Host-pathogen co-evolution and the emergence of broadly neutralizing antibodies in chronic infections
Armita Nourmohammad, Jakub Otwinowski, Joshua B. Plotkin

The vertebrate adaptive immune system provides a flexible and diverse set of molecules to neutralize pathogens. Yet, viruses that cause chronic infections, such as HIV, can survive by evolving as quickly as the adaptive immune system, forming an evolutionary arms race within a host. Here we introduce a mathematical framework to study the co-evolutionary dynamics of antibodies with antigens within a patient. We focus on changes in the binding interactions between the antibody and antigen populations, which result from the underlying stochastic evolution of genotype frequencies driven by mutation, selection, and drift.
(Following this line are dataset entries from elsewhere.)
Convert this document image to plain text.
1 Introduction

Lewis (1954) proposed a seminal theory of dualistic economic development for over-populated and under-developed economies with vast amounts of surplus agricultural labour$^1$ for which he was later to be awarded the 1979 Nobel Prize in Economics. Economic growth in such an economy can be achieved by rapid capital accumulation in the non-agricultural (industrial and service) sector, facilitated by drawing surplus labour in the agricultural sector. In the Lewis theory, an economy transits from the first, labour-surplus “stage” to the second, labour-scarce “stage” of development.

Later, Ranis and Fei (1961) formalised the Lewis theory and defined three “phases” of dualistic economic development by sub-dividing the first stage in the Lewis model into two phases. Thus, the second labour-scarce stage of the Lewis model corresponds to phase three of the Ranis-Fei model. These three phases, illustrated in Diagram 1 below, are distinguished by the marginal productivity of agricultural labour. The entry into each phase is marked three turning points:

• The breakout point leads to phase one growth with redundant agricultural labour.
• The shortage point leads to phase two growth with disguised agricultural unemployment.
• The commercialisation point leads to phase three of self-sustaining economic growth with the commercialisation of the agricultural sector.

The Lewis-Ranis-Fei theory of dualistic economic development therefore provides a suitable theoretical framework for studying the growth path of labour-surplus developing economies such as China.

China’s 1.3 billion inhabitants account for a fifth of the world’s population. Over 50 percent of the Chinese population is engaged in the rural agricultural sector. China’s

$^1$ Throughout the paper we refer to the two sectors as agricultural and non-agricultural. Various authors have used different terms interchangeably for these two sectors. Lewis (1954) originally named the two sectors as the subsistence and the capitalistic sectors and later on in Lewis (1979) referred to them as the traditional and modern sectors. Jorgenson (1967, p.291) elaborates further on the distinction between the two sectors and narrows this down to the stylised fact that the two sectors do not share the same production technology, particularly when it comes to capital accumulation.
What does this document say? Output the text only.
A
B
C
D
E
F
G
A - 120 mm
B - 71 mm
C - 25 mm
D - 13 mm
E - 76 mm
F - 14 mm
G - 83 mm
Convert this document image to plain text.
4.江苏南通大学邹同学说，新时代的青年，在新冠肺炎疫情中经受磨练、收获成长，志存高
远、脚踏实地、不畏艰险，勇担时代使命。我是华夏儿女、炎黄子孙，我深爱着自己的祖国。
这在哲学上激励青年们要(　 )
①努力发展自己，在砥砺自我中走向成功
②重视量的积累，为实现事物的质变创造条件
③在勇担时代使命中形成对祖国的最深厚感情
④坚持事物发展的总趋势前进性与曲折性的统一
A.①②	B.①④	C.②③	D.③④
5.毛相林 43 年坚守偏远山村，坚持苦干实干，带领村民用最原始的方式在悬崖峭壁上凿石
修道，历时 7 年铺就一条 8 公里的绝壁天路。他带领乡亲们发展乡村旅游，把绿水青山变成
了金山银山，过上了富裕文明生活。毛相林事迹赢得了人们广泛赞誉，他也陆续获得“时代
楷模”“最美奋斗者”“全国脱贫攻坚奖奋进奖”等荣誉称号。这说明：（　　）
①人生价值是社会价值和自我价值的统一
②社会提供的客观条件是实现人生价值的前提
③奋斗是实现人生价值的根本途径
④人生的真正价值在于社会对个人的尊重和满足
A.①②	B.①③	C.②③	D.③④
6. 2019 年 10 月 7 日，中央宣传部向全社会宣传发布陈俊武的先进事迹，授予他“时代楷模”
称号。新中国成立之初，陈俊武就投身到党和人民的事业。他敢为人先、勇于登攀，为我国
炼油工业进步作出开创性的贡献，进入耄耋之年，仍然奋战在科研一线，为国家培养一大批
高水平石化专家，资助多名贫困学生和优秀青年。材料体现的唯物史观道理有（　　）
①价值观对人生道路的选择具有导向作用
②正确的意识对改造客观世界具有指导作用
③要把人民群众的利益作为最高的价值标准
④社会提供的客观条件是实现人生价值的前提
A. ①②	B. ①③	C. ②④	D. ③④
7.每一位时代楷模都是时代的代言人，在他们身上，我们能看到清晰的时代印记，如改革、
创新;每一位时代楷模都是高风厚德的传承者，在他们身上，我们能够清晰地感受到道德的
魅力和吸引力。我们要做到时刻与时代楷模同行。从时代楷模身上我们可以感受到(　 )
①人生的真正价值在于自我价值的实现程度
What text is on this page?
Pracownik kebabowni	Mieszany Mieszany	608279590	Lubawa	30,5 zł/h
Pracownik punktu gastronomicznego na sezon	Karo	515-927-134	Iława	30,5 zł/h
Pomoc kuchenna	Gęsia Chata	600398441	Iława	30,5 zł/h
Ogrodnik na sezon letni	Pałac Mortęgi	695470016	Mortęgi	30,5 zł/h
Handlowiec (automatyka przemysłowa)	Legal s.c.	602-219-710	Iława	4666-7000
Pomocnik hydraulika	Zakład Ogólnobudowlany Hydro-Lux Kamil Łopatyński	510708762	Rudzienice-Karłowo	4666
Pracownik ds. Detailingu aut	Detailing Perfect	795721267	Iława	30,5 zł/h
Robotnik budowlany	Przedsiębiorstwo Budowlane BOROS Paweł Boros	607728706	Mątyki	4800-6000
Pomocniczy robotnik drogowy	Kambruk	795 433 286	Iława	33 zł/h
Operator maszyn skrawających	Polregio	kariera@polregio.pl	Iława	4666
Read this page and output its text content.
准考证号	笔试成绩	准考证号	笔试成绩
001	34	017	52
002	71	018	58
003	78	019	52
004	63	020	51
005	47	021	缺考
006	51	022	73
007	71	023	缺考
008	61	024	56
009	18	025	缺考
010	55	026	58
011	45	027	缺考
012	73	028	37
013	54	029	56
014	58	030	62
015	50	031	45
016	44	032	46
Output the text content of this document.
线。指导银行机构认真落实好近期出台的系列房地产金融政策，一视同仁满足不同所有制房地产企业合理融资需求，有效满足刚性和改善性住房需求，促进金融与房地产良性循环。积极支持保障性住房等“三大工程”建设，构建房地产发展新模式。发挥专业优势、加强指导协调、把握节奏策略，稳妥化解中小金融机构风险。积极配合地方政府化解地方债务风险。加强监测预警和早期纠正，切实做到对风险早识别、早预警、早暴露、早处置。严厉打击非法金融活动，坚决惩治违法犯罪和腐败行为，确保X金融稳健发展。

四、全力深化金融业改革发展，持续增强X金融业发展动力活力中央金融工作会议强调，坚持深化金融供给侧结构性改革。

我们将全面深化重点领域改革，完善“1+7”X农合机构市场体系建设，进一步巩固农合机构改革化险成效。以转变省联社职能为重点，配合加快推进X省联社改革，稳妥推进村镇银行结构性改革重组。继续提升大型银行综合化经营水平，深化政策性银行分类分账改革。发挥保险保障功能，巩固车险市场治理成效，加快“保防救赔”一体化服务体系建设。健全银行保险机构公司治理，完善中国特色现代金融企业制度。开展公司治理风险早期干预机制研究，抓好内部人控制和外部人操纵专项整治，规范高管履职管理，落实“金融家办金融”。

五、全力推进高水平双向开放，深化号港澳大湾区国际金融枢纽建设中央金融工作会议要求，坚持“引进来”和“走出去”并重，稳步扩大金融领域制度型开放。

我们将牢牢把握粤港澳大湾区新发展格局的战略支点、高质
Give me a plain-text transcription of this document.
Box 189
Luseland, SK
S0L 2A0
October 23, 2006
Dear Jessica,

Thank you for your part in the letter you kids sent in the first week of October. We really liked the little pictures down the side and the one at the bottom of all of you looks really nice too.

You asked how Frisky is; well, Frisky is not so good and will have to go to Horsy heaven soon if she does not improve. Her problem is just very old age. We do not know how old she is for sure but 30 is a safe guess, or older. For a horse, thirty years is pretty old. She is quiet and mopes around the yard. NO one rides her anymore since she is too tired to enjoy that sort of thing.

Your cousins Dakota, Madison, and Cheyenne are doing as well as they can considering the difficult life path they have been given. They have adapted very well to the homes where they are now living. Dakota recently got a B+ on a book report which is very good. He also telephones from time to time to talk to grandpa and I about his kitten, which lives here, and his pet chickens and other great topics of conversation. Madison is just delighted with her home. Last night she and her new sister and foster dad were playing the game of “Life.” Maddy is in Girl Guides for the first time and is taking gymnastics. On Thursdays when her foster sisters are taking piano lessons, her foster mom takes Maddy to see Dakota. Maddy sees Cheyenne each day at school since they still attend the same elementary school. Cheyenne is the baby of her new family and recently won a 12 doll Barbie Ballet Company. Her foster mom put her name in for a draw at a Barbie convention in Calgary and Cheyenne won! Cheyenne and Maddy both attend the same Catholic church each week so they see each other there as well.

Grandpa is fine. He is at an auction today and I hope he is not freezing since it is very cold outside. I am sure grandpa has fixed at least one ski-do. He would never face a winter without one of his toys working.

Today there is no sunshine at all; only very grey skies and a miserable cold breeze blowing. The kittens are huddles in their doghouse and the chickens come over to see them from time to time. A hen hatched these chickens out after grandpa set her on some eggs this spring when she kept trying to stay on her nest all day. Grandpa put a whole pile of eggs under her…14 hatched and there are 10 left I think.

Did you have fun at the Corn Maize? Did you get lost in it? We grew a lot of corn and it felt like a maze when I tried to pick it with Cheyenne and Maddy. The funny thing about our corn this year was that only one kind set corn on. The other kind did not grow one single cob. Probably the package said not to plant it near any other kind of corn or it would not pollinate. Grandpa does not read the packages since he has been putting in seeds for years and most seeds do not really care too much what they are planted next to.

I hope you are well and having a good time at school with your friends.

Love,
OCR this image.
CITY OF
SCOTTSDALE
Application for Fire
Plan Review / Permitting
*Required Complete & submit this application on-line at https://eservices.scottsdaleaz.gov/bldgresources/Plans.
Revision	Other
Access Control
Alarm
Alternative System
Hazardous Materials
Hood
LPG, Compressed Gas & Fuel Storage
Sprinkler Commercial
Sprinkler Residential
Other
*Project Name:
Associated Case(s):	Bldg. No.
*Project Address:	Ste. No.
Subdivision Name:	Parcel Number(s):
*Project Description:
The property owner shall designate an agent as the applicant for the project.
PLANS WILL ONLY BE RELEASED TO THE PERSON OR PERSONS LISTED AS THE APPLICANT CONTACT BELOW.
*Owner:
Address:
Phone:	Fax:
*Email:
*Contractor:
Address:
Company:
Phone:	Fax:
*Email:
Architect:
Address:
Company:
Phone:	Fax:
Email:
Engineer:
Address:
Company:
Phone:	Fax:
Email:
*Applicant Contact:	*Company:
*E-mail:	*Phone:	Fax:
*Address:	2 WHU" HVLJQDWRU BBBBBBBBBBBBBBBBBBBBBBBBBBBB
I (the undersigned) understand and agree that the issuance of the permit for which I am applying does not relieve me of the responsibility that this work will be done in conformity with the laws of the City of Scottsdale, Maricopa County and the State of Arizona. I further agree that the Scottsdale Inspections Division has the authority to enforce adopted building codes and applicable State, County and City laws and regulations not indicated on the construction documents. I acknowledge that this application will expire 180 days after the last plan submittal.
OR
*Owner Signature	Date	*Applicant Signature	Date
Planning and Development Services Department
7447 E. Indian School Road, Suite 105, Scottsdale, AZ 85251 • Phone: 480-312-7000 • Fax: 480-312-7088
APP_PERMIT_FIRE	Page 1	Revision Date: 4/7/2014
We identify the critical viral and immune parameters that determine the distribution of antibody-antigen binding affinities. We also identify definitive signatures of co-evolution that measure the reciprocal response between the antibody and viruses, and we introduce experimentally measurable quantities that quantify the extent of adaptation during continual co-evolution of the two opposing populations. Finally, we analyze competition between clonal lineages of antibodies and characterize the fate of a given lineage dependent on the state of the antibody and viral populations. In particular, we derive the conditions that favor the emergence of broadly neutralizing antibodies, which may be used in designing a vaccine against HIV.